Even here, employers need to proceed with caution. For example, only in 12 states an employer cannot, as part of its investigation, ask an employee for his or her password. In all states, asking creates risks of civil and criminal penalties under the Stored Communications Act. Under the Stored Communications Act, employers even need to be careful about how they ask employees for a posting which is private, which an employee mentions, but does not share with the employer.
Finally, there are postings that are neither protected by law, nor impose a duty to act. For example, let’s assume an employee has on his public Facebook page his affiliation with your employer. He also posts pictures of road kill. Those postings would neither be protected nor condemned by law (even though they would be vile). So the employer would have the right, but not the obligation, to ask the employee to remove them if he or she is going to post them on a social media platform which identifies the employer.

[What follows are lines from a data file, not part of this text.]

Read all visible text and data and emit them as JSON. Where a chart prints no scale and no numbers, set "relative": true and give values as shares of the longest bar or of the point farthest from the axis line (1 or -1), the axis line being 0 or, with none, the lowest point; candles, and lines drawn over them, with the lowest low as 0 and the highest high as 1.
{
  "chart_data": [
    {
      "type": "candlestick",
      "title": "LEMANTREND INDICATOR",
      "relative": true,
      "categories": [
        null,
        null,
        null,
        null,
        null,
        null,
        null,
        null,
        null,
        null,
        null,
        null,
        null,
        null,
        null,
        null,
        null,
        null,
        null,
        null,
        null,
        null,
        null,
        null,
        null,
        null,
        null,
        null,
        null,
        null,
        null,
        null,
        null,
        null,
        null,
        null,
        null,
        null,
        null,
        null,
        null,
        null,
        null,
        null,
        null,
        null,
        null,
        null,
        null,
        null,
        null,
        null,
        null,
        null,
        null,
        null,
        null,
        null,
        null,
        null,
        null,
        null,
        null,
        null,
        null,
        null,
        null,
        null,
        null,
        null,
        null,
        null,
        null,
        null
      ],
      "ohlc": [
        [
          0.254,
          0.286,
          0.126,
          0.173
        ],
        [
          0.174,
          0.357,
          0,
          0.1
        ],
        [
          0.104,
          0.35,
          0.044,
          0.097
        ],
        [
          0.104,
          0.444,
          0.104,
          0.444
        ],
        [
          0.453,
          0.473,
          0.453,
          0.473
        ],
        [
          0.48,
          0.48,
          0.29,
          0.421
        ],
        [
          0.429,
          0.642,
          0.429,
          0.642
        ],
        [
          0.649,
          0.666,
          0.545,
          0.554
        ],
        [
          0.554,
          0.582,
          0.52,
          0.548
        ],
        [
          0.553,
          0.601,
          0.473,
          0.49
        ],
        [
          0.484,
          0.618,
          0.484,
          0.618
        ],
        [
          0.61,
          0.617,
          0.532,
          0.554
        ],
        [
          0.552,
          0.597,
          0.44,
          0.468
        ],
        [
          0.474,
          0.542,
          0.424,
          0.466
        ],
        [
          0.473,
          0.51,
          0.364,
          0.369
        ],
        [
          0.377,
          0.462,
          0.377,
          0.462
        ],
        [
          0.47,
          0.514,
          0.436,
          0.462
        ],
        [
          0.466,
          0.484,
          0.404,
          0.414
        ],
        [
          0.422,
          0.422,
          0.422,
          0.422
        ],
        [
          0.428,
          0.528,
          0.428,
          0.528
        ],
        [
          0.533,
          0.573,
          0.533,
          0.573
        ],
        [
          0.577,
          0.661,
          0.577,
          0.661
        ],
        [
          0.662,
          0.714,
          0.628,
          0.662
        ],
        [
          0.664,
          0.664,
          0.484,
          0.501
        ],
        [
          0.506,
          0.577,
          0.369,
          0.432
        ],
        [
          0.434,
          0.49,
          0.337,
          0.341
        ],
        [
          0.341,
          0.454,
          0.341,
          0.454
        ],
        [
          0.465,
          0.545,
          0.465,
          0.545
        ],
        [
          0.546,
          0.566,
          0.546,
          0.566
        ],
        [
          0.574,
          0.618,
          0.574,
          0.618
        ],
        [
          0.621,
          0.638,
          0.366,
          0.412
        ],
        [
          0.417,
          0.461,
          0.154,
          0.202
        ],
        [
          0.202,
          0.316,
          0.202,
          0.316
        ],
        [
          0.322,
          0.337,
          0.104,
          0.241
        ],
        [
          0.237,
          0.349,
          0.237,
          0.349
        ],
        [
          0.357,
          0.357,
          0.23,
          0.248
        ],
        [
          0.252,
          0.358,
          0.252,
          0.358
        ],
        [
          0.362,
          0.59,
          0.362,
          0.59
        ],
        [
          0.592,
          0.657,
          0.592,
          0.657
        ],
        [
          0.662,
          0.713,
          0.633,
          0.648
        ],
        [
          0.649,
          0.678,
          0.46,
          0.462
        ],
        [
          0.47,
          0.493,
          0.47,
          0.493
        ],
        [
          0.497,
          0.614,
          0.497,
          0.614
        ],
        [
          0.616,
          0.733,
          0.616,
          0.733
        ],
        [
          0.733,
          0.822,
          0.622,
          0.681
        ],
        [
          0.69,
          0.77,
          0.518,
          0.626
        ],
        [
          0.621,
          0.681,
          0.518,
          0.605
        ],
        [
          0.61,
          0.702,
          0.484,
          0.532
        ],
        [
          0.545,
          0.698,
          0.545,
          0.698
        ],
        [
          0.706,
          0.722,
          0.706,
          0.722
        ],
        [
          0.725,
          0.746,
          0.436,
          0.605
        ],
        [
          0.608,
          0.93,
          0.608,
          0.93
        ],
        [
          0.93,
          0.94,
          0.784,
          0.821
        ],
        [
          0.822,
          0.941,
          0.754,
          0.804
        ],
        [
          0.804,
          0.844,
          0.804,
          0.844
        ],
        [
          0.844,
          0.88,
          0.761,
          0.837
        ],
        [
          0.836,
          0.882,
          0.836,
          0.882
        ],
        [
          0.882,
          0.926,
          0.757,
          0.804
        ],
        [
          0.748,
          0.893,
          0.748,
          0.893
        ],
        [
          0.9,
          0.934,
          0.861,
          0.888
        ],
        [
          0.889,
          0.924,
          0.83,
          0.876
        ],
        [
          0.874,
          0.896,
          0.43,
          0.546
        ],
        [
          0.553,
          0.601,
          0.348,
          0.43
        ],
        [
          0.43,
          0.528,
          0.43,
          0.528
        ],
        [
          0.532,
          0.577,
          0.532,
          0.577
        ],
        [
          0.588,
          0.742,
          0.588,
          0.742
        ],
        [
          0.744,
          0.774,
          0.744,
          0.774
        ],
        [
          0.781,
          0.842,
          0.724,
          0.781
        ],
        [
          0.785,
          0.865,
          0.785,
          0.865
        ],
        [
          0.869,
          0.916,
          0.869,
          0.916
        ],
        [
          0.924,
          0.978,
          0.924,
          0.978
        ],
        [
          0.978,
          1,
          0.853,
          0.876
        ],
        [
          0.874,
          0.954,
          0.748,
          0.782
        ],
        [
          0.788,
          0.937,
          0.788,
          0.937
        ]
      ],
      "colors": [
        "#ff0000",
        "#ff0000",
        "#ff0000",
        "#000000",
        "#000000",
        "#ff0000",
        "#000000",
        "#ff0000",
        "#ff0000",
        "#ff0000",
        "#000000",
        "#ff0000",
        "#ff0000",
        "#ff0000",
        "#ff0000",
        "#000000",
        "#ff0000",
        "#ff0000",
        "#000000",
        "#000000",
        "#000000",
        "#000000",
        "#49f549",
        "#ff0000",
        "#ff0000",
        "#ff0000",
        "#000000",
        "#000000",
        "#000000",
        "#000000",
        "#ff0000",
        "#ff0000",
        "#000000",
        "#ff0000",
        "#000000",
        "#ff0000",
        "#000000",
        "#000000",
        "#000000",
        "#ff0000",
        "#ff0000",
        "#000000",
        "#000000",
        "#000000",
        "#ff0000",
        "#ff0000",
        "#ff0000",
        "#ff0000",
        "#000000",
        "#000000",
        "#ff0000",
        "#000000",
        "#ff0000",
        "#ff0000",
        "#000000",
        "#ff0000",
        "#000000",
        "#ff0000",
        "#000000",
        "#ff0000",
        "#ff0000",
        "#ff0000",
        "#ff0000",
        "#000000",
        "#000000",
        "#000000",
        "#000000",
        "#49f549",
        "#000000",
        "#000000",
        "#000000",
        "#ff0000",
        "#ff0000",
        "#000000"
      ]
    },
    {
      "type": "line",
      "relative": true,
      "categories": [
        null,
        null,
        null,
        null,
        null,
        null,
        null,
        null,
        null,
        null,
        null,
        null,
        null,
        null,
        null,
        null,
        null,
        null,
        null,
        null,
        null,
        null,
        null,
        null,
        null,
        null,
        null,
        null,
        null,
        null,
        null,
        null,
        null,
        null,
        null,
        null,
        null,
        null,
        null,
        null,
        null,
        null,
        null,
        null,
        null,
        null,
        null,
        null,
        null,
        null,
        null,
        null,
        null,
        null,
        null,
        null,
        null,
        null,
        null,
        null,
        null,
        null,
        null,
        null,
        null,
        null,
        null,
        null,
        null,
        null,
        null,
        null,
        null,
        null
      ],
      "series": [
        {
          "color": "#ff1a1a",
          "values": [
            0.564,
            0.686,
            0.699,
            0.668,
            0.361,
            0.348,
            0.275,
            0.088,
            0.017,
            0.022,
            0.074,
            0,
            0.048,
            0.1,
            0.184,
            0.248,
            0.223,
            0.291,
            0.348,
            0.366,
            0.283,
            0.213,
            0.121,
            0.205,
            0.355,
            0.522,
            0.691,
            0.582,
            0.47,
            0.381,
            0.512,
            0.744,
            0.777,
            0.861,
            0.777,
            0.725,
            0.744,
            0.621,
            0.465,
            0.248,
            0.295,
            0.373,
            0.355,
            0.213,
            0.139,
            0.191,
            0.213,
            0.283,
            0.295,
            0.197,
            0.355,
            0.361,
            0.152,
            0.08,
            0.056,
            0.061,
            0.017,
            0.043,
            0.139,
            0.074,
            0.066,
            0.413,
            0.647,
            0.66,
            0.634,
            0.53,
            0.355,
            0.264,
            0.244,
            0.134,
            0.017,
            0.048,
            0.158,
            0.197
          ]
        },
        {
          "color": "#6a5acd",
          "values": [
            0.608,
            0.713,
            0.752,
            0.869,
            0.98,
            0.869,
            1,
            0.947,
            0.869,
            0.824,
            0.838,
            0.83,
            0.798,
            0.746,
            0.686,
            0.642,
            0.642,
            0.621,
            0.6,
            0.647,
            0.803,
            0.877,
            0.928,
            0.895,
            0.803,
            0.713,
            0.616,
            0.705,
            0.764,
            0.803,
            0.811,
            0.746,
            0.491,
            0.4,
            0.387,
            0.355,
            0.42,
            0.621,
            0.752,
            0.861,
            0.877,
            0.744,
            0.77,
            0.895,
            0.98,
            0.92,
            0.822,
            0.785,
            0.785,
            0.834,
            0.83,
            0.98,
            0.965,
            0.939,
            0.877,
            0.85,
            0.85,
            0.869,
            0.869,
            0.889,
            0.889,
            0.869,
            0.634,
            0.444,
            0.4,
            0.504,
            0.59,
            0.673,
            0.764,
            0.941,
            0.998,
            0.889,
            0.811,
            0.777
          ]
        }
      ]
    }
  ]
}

Here, too, however, there are complexities. In some states, such as New York and California, lawful off-duty conduct ordinarily is protected. It is possible that in these and other states such vile postings would be protected.
Is your head spinning? This leads me back to my original and critical point.
Supervisors cannot and should not resolve these issues on their own. They should be instructed to report postings of concern to HR, so that HR can determine what they can, can’t or must do.
This blog should not be construed as legal advice, as pertaining to specific factual circumstances or establishing an attorney-client relationship.